Over the past days, the Schilderswijk neighbourhood of The Hague has been in a state of unrest in the evenings. A community centre was set on fire, and there were multiple clashes with the police.
Initially, at least from an outsider’s perspective, it wasn’t clear what was happening in Schilderswijk to cause this. There was speculation that the recent heatwave and the months of disruption to normal life due to corona were playing a part in it— but as it turns out, it’s more complicated than that.
Lack of part-time jobs and community programmes
The coronavirus crisis has meant that the young people in the neighbourhood haven’t been to school since March. Most of them will also have lost part-time jobs that they would usually have taken up during the summer months. That means a lot of boredom, and potentially also the stress of reduced financial circumstances.
Moreover, community-based programmes that could have stepped in to fill the gap left by coronavirus have also been defunded by the municipality. “There have been significant cuts in the community centers in recent years. Our summer program has been cut back a lot,” says Harrie van de Louw, who runs the neighbourhood theatre De Vaillant, in an interview with NU.nl.
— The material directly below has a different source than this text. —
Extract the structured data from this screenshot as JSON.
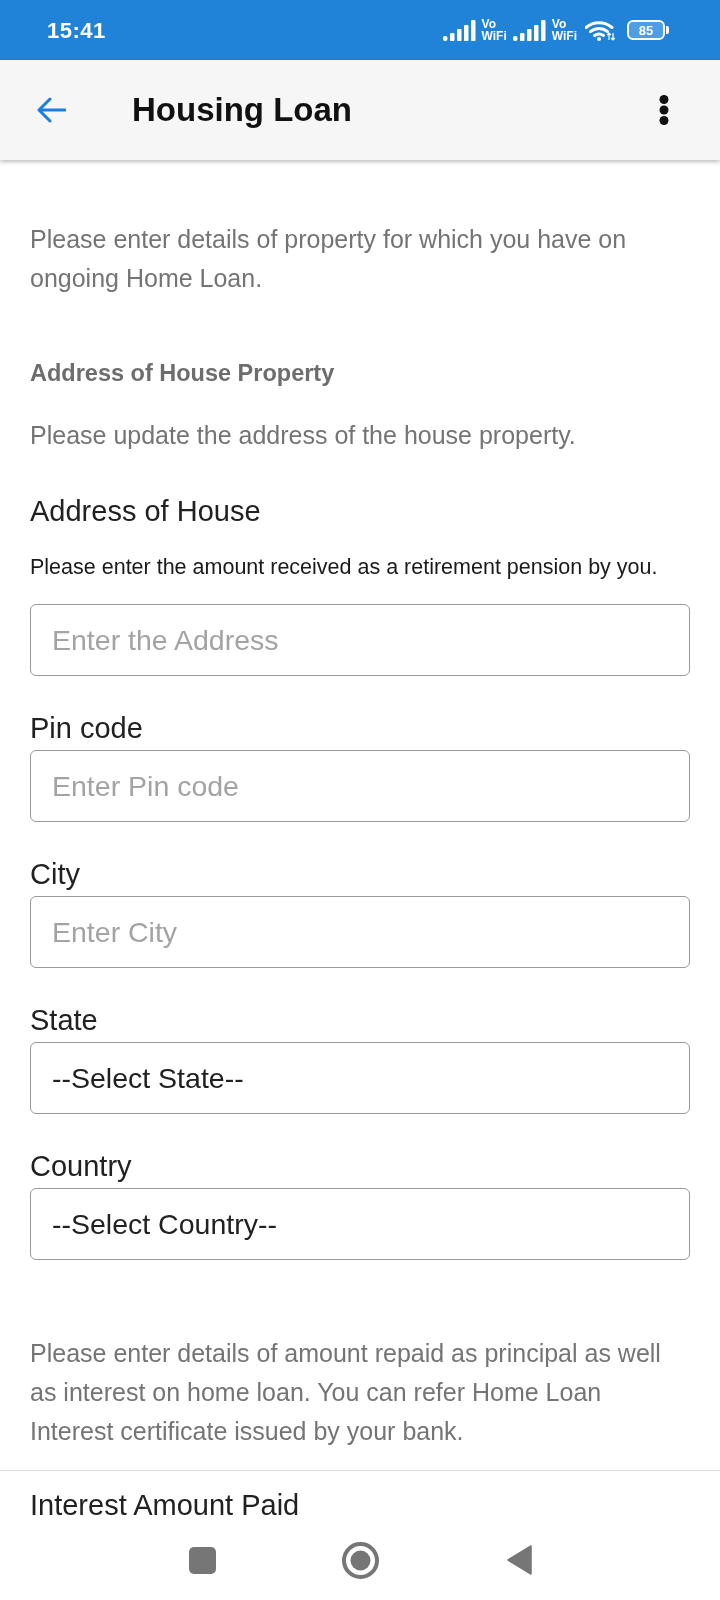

Disappointment of not being able to travel
Many families in the neighbourhood will also have been frustrated by the limited travel options this summer. Schilderswijk is home to a lot of people with a migration background, who would usually go to see their extended family in their country of origin every summer.
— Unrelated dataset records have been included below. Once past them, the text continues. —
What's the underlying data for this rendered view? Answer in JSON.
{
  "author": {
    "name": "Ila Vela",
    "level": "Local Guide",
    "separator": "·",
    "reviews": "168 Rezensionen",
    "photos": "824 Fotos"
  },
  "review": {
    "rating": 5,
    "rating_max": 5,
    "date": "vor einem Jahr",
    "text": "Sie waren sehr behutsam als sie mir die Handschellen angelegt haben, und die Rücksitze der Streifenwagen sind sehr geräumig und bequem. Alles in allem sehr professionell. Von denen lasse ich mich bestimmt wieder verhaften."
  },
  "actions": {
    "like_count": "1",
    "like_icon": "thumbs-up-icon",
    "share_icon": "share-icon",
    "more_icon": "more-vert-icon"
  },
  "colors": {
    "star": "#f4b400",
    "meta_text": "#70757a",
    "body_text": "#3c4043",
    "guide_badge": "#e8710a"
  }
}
“Many families are very disappointed that they have not been able to travel to their country of origin this summer because of corona. For many of these Dutch people that is a moment that they look forward to all year,” says local entrepreneur Appie El Massaoudi.
“We do have a neighbourhood with a reputation”
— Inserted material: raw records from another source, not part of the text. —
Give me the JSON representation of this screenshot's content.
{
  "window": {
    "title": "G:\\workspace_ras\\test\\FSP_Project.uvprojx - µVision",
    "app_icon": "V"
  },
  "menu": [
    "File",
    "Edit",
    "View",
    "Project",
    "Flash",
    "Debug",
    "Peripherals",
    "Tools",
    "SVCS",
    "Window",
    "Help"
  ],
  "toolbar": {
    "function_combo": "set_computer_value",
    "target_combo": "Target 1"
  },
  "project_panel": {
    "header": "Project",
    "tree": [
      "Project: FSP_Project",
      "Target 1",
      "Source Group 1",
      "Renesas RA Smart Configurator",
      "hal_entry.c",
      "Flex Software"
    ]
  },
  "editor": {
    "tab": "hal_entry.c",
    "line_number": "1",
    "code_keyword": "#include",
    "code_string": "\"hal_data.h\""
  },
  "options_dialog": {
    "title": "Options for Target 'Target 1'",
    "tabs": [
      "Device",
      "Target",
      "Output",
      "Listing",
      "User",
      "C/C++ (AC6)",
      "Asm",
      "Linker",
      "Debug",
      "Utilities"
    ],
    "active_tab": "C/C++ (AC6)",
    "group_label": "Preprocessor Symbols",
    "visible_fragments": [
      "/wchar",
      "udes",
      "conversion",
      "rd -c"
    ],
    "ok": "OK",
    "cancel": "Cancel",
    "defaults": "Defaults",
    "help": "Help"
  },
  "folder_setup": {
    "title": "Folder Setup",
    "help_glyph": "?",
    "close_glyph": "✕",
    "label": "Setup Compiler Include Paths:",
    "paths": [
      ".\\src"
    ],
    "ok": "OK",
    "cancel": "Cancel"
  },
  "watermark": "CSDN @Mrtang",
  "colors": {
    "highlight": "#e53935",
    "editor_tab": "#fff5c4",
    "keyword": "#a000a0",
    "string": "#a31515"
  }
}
Schilderswijk has been hit with a disproportionate number of coronavirus fines over the past months, according to youth worker Dean Arma. That certainly hasn’t improved the perception of the police in the neighbourhood, and might explain some of the clashes that have taken place over the past few days in the neighbourhood.
Community leaders in Schilderswijk have also pointed out that the neighbourhood suffers from very selective media attention: it only gets in the news when something is going wrong. “We do have a neighborhood with a reputation. If something goes wrong here, all media immediately get on top of it: ‘well, it’s that time again’,” says theatre director Van de Louw.